Reynolds and county Administrator Tim Williams say they are sending records to the county Prosecutor’s Office to determine whether any laws were broken, while county commissioners are balking at paying nearly $182,000 in outstanding bills in connection with the project — all while the county is trying to deal with a budget crisis this year.

“It’s loose, it’s sloppy,” Reynolds told Sweigart recently. “It goes against the Ohio Revised Code,” which requires the county to bid out any work over $25,000.

County government watchers have surely detected a pattern by now of the same kind of “sloppy” handling of business. Consider:

• What began as a new $25 million emergency communications system in 2005, requiring an increase in the county’s sales tax, quickly bloomed into a $35 million project because the original cost estimates were wrong. Not all area agencies are on the new system yet.

• County residents are still waiting for all the shoes to drop on the scandal involving Cincinnati-based Dynus Technologies, which obtained millions of dollars worth of bank loans by misrepresenting itself as a county agent. Former county Auditor Kay Rogers has pleaded guilty to federal fraud charges in connection with the Dynus scandal, and resigned from office.

• The county owes the Internal Revenue Service some $400,000 in connection with not reporting employee benefits such as cell phones, uniforms and county vehicles as taxable income.

• Last year, the county was poised to implement a $3 million-plus retirement incentive plan for certain county workers before Commissioner Don Dixon put the kibosh on it. The controversy over the plan resulted in the resignations of then-county Administrator Derek Conklin and his wife, Karen, assistant director for the county’s Job and Family Services agency, and greater scrutiny of generous salary increases given to county employees.

• Commissioners were dismayed to learn last year that a tax levy to provide elderly services for county residents had collected $20 million more than was needed.

Taken together, these examples paint a portrait of a once-bloated county government with little financial oversight and even less accountability. And who knows what other revelations remain in the closet of our county government.
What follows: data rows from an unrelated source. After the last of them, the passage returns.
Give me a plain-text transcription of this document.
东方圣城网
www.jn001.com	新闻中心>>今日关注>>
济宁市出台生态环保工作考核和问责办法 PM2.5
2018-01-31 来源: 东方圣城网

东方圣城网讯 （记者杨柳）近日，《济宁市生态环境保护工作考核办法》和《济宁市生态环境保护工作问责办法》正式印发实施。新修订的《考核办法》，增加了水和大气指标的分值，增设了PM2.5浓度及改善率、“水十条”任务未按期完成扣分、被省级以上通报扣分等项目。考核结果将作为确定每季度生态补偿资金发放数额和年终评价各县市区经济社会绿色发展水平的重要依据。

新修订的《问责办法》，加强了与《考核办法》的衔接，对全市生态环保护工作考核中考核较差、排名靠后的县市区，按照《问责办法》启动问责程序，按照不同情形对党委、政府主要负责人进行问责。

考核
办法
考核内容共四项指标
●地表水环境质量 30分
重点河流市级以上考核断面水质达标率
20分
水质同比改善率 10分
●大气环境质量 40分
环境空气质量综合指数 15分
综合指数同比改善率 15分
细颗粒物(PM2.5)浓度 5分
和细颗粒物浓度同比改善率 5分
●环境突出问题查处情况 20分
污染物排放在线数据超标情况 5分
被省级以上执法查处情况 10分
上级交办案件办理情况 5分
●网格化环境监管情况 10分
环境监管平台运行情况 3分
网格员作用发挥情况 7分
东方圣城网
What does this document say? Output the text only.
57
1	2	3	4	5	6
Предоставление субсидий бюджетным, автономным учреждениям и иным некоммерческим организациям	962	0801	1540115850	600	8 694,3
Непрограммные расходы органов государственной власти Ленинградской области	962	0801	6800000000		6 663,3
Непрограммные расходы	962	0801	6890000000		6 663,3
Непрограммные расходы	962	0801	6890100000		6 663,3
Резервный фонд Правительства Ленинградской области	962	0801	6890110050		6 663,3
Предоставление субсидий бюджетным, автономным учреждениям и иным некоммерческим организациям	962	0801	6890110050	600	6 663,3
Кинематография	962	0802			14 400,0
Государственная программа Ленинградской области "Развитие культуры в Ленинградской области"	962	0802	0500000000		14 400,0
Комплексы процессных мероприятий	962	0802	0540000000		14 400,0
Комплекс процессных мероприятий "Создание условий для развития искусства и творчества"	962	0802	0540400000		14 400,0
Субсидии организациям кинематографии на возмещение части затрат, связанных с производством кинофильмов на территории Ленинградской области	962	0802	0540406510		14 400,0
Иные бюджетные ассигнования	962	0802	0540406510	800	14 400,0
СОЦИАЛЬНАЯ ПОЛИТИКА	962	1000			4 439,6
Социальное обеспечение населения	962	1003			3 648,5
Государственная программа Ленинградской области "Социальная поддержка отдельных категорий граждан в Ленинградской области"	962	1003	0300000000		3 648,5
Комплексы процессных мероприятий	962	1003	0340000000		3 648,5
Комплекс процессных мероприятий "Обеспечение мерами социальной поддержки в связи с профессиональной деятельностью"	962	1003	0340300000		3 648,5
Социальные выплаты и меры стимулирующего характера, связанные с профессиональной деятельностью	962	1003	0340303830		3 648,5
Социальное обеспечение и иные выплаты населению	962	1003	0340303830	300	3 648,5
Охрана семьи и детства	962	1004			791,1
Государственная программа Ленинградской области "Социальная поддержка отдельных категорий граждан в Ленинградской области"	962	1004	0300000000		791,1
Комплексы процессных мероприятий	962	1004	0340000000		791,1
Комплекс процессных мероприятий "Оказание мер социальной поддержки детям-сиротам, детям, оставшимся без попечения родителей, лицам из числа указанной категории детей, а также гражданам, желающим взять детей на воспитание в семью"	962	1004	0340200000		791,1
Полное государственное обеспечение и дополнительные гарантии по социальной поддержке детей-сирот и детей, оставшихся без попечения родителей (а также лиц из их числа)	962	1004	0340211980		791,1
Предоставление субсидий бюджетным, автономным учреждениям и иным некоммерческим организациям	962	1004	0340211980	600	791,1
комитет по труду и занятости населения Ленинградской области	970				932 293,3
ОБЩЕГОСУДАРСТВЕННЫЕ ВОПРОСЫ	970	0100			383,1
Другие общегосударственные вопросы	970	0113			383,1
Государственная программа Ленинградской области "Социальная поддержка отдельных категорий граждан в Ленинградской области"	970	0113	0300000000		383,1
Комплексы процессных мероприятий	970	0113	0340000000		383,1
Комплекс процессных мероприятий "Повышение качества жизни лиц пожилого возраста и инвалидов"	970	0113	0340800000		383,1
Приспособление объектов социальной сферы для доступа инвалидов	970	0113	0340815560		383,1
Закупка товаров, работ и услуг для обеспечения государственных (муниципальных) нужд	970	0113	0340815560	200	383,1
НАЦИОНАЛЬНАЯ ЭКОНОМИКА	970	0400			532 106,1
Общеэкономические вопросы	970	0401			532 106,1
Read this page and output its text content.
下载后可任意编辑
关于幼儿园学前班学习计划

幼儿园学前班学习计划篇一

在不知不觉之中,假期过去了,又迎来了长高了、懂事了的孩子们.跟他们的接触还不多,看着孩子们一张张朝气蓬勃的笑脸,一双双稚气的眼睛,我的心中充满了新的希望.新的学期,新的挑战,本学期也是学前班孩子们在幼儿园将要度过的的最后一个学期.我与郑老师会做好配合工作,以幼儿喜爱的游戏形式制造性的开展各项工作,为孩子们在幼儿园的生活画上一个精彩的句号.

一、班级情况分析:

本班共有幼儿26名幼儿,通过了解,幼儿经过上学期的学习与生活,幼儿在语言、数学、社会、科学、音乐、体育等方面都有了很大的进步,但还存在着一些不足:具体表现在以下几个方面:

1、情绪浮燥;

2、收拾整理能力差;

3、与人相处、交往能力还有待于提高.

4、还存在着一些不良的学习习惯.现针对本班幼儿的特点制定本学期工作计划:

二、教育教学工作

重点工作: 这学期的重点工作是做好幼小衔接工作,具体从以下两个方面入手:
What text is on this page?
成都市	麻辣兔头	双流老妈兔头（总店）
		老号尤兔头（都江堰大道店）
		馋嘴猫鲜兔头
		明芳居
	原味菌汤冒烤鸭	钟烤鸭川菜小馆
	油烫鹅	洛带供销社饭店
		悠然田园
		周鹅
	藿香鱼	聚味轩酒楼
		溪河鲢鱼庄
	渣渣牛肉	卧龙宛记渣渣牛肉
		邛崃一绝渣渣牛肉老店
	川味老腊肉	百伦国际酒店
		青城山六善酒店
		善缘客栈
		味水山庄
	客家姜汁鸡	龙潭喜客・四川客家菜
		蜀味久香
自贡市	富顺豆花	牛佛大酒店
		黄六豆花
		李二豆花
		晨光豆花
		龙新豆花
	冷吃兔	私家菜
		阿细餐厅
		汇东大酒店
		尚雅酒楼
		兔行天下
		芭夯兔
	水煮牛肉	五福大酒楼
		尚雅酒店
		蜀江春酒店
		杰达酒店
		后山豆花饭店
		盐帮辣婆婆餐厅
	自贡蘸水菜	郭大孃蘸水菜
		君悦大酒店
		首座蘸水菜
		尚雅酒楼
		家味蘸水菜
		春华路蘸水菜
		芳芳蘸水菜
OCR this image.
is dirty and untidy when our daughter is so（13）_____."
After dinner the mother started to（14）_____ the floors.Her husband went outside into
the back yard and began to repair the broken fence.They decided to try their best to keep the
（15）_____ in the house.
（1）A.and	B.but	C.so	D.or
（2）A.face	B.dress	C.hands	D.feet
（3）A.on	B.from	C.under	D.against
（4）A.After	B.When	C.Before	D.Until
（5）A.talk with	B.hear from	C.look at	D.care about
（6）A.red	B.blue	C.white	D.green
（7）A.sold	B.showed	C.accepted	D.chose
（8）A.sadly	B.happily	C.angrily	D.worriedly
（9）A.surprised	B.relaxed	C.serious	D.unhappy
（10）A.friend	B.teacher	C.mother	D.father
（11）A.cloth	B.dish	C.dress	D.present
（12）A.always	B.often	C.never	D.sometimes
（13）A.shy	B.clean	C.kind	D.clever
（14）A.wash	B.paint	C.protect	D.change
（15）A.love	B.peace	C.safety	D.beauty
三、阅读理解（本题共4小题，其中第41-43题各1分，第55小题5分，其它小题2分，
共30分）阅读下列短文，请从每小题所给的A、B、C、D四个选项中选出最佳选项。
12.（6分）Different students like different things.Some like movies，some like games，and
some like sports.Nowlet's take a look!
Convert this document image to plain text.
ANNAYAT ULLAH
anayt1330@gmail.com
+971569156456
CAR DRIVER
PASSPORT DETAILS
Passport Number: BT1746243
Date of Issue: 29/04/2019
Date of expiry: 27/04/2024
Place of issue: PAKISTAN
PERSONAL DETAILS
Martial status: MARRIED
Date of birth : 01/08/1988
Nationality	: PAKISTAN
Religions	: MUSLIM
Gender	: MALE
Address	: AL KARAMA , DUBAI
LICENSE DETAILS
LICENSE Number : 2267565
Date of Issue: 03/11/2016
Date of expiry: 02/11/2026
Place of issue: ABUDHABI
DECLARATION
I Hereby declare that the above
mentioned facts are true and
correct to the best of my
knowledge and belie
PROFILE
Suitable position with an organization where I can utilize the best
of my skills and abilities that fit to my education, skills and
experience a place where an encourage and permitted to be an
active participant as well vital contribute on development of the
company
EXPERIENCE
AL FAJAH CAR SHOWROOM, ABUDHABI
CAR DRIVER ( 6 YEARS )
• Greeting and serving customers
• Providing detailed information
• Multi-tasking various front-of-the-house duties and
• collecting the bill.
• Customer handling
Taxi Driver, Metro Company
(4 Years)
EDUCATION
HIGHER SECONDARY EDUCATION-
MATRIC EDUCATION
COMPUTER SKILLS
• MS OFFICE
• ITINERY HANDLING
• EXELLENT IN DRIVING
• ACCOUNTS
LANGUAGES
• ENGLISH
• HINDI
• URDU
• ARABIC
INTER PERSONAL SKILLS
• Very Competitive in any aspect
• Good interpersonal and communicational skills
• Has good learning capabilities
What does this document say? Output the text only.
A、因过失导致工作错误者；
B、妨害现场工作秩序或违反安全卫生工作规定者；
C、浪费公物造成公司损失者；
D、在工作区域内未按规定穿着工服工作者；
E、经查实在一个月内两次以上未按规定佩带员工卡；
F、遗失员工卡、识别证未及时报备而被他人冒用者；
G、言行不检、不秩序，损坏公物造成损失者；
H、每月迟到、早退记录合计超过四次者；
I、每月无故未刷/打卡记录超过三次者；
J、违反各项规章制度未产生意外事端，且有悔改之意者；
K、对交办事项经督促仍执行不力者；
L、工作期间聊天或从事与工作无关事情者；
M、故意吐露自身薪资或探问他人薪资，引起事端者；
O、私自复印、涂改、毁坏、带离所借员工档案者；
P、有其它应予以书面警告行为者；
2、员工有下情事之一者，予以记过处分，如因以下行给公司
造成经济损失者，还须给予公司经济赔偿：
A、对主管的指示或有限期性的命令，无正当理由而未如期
At the risk of repeating ourselves, we’ll offer that this “sloppy” kind of government results when one political party rules all significant elected offices — whether it’s Democrats or Republicans. (In Butler County’s case, the Republican Party dominates. In Cuyahoga County, where reform is in the air, the Democrats run the show.) Voters risk these kinds of problems when one party rules, and there are no representatives from the opposing party to serve as watchdogs when projects are initiated. Instead, we’re left with the bill, while Republican officeholders clean up fellow Republicans’ messes. On occasion, Republican officeholders in Butler County will point out fellow Republicans’ shortcomings but that’s usually because of internal feuds.

And now we’re left with county officeholders pointing the fingers at each other for any lapses in connection with the latest revelations about the Resolutions jail project. Sheriff Jones said awarding contracts and paying bills are the commissioners’ responsibilities; Jolivette said “the project was from first to finish a sheriff’s project.”

Regardless of whether the Prosecutor’s Office finds any fault in the way the project was executed, Dixon — who joined the commission in 2007 — sees the big picture, we believe. The jail project is a symptom of a larger problem, he told Sweigart, which is sloppy oversight by county officials. “I think somebody has got to come in here and audit everything we’ve done,” Dixon said. We agree with that assessment.

A business that operates the way our county government runs would not stay in business for long. Dixon has hopes that the county’s new finance director, Pete Landrum, will also serve as a budget and management supervisor, vetting future projects thoroughly and preventing the slackness and sloppiness that seem to characterize the county’s current method of operating.

It can’t come too soon — for a county government trying to deal with a $6 million deficit and for the taxpayers who foot the bill for these excesses.